4. The future of EU health law and policy: beyond the EU, beyond EU studies?
In their postscript, Brooks and de Ruijter explore what these insights about EU health governance mean for the academic study of this field. They focus in particular on the latter two points, reflecting on the need for interdisciplinary collaborations, and the relevance of knowledge at the global, regional and local levels. Writing in June 2020, their closing piece considers the findings of the articles but also the implications of the COVID-19 pandemic, and how the location of authority in health law and policy might shift further still, as national, European and global responses are institutionalised.

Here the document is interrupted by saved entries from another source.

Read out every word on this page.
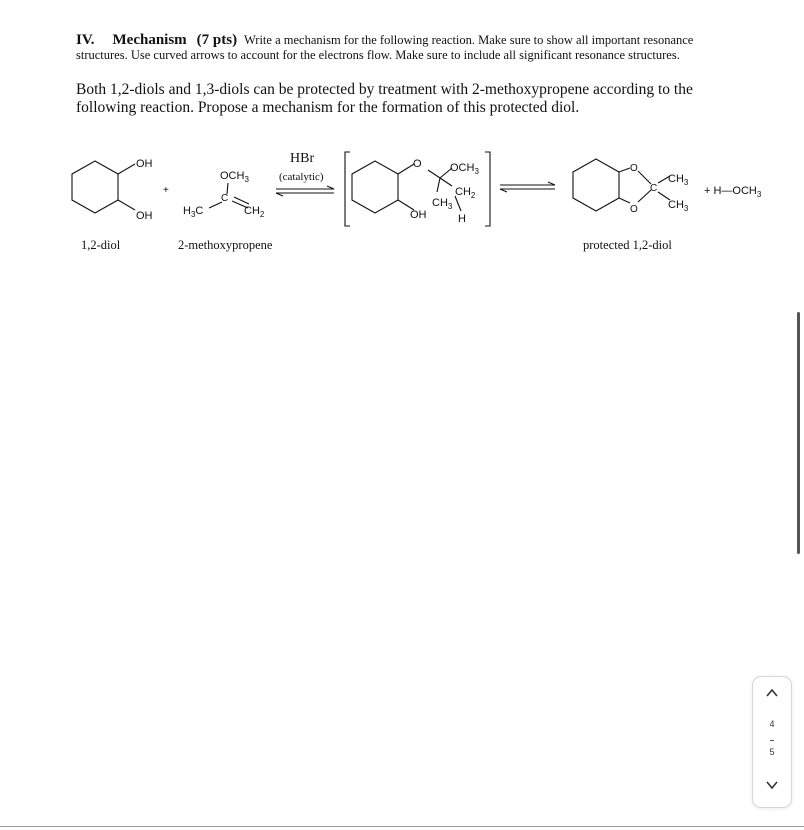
IV. Mechanism (7 pts) Write a mechanism for the following reaction. Make sure to show all important resonance structures. Use curved arrows to account for the electrons flow. Make sure to include all significant resonance structures.
Both 1,2-diols and 1,3-diols can be protected by treatment with 2-methoxypropene according to the following reaction. Propose a mechanism for the formation of this protected diol.
OH
OH
+
$OCH_3$
C
$H_3C$	$CH_2$
HBr
(catalytic)
O	$OCH_3$
$CH_2$
$CH_3$
OH	H
O
O
C
$CH_3$
$CH_3$
+ $H—OCH_3$
1,2-diol	2-methoxypropene	protected 1,2-diol
4
5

We end this stage of the EU Health Law and Policy project in a very changed environment, but one which nevertheless reflects where we started – in a position where the context of EU health law and policy is shifting and a marked change to the EU's role in health in the near future seems likely. Some positive movement was already apparent in late 2019 as the new European Commission, led by President Ursula von der Leyen, began its term in office. The incoming Commissioner for Health, Stella Kyriakides, has been given a considerably more substantive ‘mission’ than her predecessor (Brooks, Reference Brooks2019), encompassing 12 priorities in total; six on food safety and animal and plant health, and six on ‘protecting and promoting public health’. Gone are the references to the ‘limited’ health tasks given to the EU under the treaties and the need to ‘respect […] the rules on subsidiarity and proportionality’ which filled the preamble of the 2014 agenda (European Commission, 2019). In their place is a statement of the need to ‘support the health sector and the professionals working within it, to invest in new technologies, to promote healthy lifestyles and to cooperate better within the EU’. Such sentiments have only been amplified in the response to COVID-19 Brooks, de Ruijter and Greer (Reference Brooks, de Ruijter and Greer2020). As we write, the European Commission has announced a post-pandemic recovery plan worth €1.85 trillion, and replaced the current €413 million health budget with a commitment of €1.7 billion for the 2021–2027 period (European Commission, 2020). Much of this increase is to support pandemic response and strengthen health system resilience against future crises, but it also contains provision for continuing the fight against AMR, tackling non-communicable diseases, scaling up the European Reference Networks for rare diseases and reducing health inequalities, among other goals. As such, a new chapter of EU health governance is clearly beginning. We are delighted to present this selection of articles to inform the further development of both the EU's health law and policy, and the academic study of it.